Vendors drive 43% of phishing attacks. Nearly four in ten fake invoice scams and 43% of phishing incidents stem from vendor compromise, according to PYMNTS Intelligence. Social engineering training is an important cyber control for vendors. Preventing these incidents requires ongoing monitoring of vendor risks, including reviewing security audits like SOC 2s.

Third- and fourth-party risk are a common credit union blind spot. Many credit unions stop at basic vendor vetting, leaving them blind to the cybersecurity practices of vendors’ subcontractors. Reducing this risk goes beyond onboarding — it takes updated vendor inventories, stronger outsourcing contracts, audit and breach notification rights, and periodic reviews tied to each vendor’s risk level. Without ongoing oversight, downstream partners can quietly expand the attack surface and create vulnerabilities that credit unions never see coming.
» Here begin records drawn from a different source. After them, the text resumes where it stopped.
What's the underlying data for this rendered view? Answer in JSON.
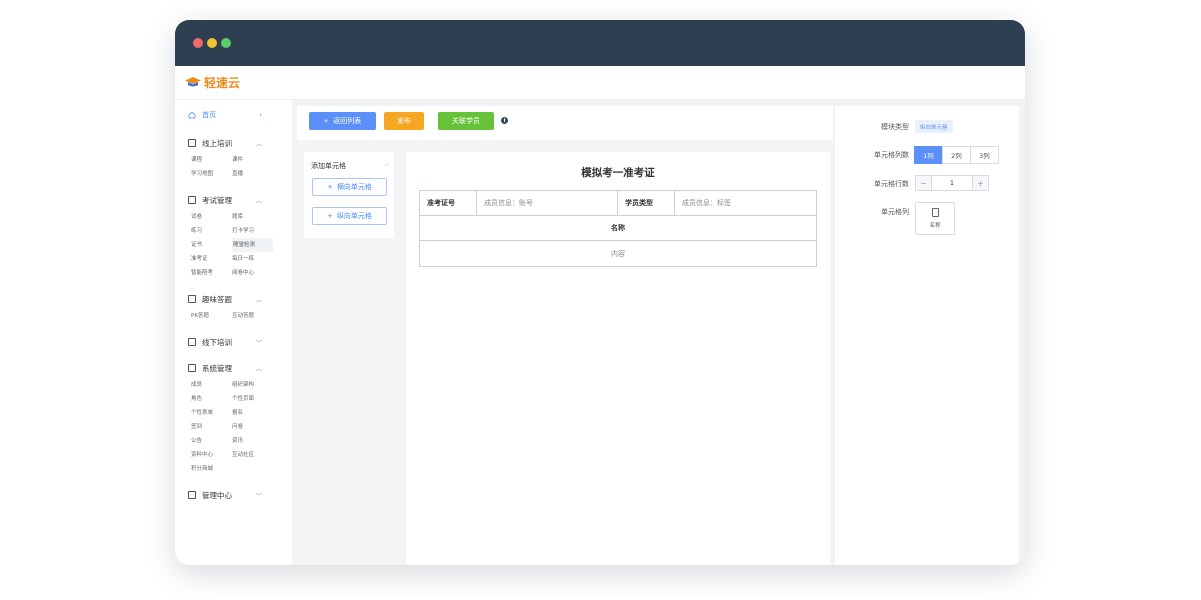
{
  "app": {
    "logo_text": "轻速云"
  },
  "sidebar": {
    "home": {
      "label": "首页"
    },
    "groups": [
      {
        "label": "线上培训",
        "expanded": true,
        "items": [
          "课程",
          "课件",
          "学习地图",
          "直播"
        ]
      },
      {
        "label": "考试管理",
        "expanded": true,
        "items": [
          "试卷",
          "题库",
          "练习",
          "打卡学习",
          "证书",
          "随堂检测",
          "准考证",
          "每日一练",
          "智能陪考",
          "阅卷中心"
        ]
      },
      {
        "label": "趣味答题",
        "expanded": true,
        "items": [
          "PK答题",
          "互动答题"
        ]
      },
      {
        "label": "线下培训",
        "expanded": false,
        "items": []
      },
      {
        "label": "系统管理",
        "expanded": true,
        "items": [
          "成员",
          "组织架构",
          "角色",
          "个性页面",
          "个性表单",
          "报名",
          "签到",
          "问卷",
          "公告",
          "资讯",
          "资料中心",
          "互动社区",
          "积分商城"
        ]
      },
      {
        "label": "管理中心",
        "expanded": false,
        "items": []
      }
    ],
    "active_item": "随堂检测"
  },
  "toolbar": {
    "back_label": "返回列表",
    "publish_label": "发布",
    "link_label": "关联学员"
  },
  "add_panel": {
    "title": "添加单元格",
    "horizontal_label": "横向单元格",
    "vertical_label": "纵向单元格"
  },
  "certificate": {
    "title": "模拟考一准考证",
    "rows": [
      [
        {
          "text": "准考证号",
          "kind": "label"
        },
        {
          "text": "成员信息：账号",
          "kind": "value"
        },
        {
          "text": "学员类型",
          "kind": "label"
        },
        {
          "text": "成员信息：标签",
          "kind": "value"
        }
      ],
      [
        {
          "text": "名称",
          "kind": "label"
        }
      ],
      [
        {
          "text": "内容",
          "kind": "value"
        }
      ]
    ]
  },
  "properties": {
    "module_type_label": "模块类型",
    "module_type_value": "纵向单元格",
    "columns_label": "单元格列数",
    "column_options": [
      "1列",
      "2列",
      "3列"
    ],
    "selected_column": "1列",
    "rows_label": "单元格行数",
    "rows_value": "1",
    "decrement_symbol": "−",
    "increment_symbol": "+",
    "cell_column_label": "单元格列",
    "cell_card_label": "名称"
  },
  "colors": {
    "titlebar": "#2f3f52",
    "primary": "#5b8ff9",
    "publish": "#f5a623",
    "link": "#67c23a",
    "logo": "#f08a1c"
  }
}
Third-party cyber risk puts investor value at stake. Investors are encouraged to consider a financial organization’s investments in TPRM and other forms of cybersecurity and whether they spend enough to keep up with TPRM regulatory compliance. Third-party data breaches can create significant financial and reputational damage, ultimately affecting the value of the organization.

Advisors face risk through vendor vulnerabilities. Financial advisors need to research vendors’ cybersecurity before partnering with them. Criminals engaged in phishing, social engineering, malware, and ransomware don’t just target advisors directly — they also target their vendors. Contracts defining data security provisions are a must. 

Third-party app hack hits TransUnion. Credit reporting agency TransUnion disclosed a July 28 breach that exposed personal details of about 4.4 million people, including names, Social Security numbers, and birthdates. The incident was traced to a third-party application.

EU regulators target wider third-party oversight. The European Banking Authority is proposing to broaden its outsourcing rules to cover all third-party (nonICT) service arrangements — not just traditional outsourced functions — while excluding services already governed by DORA. If adopted, the change would require institutions to update contracts and extend their risk frameworks to a wider set of vendors, enforce DORA-like contract standards, and keep detailed registers of third-party relationships. They are accepting feedback until October 8, 2025.